Secondary indexes in Cilla act as syntactic sugar over material views but have distinct implementations that differ from other databases like Apache Cassandra.

Optimization Strategies

When secondary indexes or material views share the same partition key as their base table, Cilla optimizes performance by ensuring they reside on the same node.

Querying Strategies Overview

There are three primary methods for querying tables not based on partition keys:

Allow filtering (full scan)

Material views

Secondary indexes

Guidelines for Querying Options

If queries are infrequent and latency isn't critical (e.g., ad hoc queries), allow filtering may suffice despite its inefficiency.

For scenarios requiring low-latency responses (sub-second), creating a material view is advisable over relying solely on secondary indexes or allow filtering.

Understanding Query Optimization and Data Management

Key Concepts in Querying with Sila

Managing Synchronization: Users must handle synchronization themselves when performing queries. While simple queries are effective, complex scenarios may require joins, which Sila does not support natively.

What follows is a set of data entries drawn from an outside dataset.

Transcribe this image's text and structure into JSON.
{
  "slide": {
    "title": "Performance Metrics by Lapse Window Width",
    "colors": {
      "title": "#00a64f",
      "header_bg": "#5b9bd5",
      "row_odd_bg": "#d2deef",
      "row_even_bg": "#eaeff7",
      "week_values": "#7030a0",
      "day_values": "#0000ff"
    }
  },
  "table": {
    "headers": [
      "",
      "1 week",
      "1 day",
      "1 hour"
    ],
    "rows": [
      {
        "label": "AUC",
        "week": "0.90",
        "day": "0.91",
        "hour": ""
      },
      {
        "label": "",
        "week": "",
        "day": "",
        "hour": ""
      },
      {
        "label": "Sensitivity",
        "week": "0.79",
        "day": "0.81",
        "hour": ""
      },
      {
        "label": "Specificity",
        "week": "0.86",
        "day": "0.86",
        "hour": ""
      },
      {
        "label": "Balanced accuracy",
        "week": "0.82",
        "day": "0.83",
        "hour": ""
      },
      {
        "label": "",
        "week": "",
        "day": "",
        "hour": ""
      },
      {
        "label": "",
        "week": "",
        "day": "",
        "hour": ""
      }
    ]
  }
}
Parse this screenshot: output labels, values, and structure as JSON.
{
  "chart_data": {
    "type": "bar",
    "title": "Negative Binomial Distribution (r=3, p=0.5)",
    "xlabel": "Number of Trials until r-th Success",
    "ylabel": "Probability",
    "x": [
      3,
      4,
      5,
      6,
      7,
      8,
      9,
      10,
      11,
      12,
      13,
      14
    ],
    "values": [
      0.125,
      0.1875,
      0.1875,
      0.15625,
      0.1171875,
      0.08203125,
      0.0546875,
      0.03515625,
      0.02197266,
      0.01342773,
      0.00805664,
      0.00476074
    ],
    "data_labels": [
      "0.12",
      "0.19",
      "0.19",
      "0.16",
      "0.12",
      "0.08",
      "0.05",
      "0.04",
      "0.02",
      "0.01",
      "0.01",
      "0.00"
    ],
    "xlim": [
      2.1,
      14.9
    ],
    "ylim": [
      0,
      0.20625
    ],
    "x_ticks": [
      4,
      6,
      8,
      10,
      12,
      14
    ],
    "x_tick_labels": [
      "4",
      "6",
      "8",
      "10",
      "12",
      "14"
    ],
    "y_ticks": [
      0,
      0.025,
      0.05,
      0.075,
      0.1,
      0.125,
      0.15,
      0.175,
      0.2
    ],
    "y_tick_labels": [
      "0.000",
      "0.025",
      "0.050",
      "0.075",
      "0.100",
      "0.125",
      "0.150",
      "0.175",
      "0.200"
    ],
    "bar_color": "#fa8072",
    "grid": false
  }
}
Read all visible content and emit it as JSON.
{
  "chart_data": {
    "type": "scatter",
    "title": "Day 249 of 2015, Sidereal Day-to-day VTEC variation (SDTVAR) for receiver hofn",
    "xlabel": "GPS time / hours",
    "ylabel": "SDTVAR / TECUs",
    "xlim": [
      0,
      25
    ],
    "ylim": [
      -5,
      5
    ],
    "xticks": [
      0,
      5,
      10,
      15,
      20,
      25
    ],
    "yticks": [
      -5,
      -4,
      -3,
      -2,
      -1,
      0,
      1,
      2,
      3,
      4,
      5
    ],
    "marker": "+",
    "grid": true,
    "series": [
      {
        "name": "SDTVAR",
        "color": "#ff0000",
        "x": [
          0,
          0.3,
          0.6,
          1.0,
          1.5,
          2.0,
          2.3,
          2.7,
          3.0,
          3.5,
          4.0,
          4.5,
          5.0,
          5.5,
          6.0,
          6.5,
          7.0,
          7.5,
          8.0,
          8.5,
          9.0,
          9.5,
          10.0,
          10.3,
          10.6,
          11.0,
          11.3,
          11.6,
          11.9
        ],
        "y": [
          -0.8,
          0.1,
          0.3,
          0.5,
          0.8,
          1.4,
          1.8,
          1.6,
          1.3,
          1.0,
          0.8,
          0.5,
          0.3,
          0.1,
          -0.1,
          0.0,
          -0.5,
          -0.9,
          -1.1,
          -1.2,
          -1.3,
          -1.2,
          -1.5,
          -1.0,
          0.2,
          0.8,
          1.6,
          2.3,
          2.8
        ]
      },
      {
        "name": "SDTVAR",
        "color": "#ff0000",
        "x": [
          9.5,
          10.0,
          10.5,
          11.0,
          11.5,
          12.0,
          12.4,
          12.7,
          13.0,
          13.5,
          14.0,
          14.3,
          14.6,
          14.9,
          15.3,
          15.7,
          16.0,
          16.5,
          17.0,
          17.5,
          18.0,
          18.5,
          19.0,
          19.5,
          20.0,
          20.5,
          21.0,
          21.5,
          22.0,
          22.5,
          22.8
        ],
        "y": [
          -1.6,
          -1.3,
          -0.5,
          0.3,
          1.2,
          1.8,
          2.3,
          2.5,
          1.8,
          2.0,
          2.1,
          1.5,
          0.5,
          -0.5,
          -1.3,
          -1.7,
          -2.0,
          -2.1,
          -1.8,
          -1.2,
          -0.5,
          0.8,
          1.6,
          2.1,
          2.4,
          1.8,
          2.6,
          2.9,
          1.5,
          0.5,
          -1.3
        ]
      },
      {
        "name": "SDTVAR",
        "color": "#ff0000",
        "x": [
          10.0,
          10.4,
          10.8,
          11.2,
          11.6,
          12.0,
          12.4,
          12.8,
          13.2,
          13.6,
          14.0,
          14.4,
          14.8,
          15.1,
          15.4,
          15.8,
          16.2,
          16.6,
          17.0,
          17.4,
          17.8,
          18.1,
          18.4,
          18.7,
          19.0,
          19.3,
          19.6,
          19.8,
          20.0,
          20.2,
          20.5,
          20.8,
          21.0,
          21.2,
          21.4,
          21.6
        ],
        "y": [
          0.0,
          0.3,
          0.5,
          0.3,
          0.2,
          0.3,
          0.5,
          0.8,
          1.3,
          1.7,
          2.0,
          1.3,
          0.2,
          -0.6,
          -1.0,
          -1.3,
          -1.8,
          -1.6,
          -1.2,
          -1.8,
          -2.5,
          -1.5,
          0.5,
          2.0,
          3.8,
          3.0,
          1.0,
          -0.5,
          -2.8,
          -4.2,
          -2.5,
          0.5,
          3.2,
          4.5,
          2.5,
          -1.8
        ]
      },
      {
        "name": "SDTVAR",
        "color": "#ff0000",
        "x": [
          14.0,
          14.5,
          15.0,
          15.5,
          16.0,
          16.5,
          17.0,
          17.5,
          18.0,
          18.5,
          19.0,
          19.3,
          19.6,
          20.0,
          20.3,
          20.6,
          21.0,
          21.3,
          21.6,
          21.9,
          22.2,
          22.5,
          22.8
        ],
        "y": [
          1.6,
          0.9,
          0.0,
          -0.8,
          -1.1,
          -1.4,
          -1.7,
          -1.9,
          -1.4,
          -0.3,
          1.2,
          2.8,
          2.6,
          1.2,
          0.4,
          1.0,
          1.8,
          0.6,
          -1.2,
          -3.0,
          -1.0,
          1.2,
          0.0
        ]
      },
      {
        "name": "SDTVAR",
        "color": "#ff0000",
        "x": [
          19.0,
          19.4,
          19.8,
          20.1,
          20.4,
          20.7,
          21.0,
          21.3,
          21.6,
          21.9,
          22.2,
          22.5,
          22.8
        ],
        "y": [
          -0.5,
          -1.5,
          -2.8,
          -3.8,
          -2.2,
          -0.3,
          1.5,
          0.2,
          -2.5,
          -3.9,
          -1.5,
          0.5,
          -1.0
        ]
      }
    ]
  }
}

Using Third-Party Tools: For more complex transformations and queries, tools like Presto or Spark can be integrated with Sila. However, these may lead to full scans in the database, impacting efficiency.

Response Time Considerations: Sub-millisecond response times are crucial for certain applications. In contrast, analytics tasks that run overnight can afford longer processing times.

Best Practices for Data Modeling

Choosing Partition Keys: Selecting an appropriate partition key is paramount; it is the most critical aspect of data modeling. Clustering keys should only be used if necessary.

Materialized Views for Efficiency: When querying by a column that isn't the partition key, utilizing materialized views can enhance query performance significantly.

Monitoring and Iteration

Importance of Monitoring: Continuous monitoring is essential before benchmarking or testing new databases. Effective monitoring tools help avoid blind spots during performance assessments.

Iterative Schema Development: Database schemas will evolve over time as new information becomes available. Expect changes from initial designs to later iterations based on practical usage and insights gained.

Additional Resources and Q&A Insights

Further Learning Opportunities: Interested users can explore additional resources through Sila Cloud or Sila University for deeper insights into data modeling techniques.

Understanding Latency Metrics: Tail latency (e.g., p99 metrics) focuses on the worst-performing 1% of queries rather than average latencies, which could misrepresent application performance issues.

Testing Environments and API Compatibility

Testing on Single Nodes: Functional testing can be performed on a single node using Docker; however, performance testing requires multiple nodes to accurately reflect production environments.

DynamoDB API Compatibility: Sila supports both Apache Cassandra and DynamoDB APIs. The choice of partition keys remains critical across both systems for optimal performance.

Handling Large Collections

Telemetry Data Management: When capturing telemetry data from numerous sensors, consider how many data points per partition key you have to determine whether to consolidate or distribute them across multiple keys effectively.

Collection Size Limitations: Collections in Sila are designed for up to 101,000 elements; exceeding this limit suggests a need to restructure data into separate tables for better management and efficiency.

Partition Key Design Considerations

Understanding Partitioning in Data Storage

The design supports billions of partition keys, indicating a robust architecture capable of handling extensive data sets.

It is optimized for millions of elements flowing within a single partition, emphasizing efficiency in data retrieval and management.

Caution is advised against storing millions of elements in a collection within a single cell, which could lead to performance issues.

The discussion highlights the importance of structuring data effectively to leverage the system's capabilities fully.

Due to time constraints, further questions were left unanswered; however, contact information was provided for follow-up inquiries.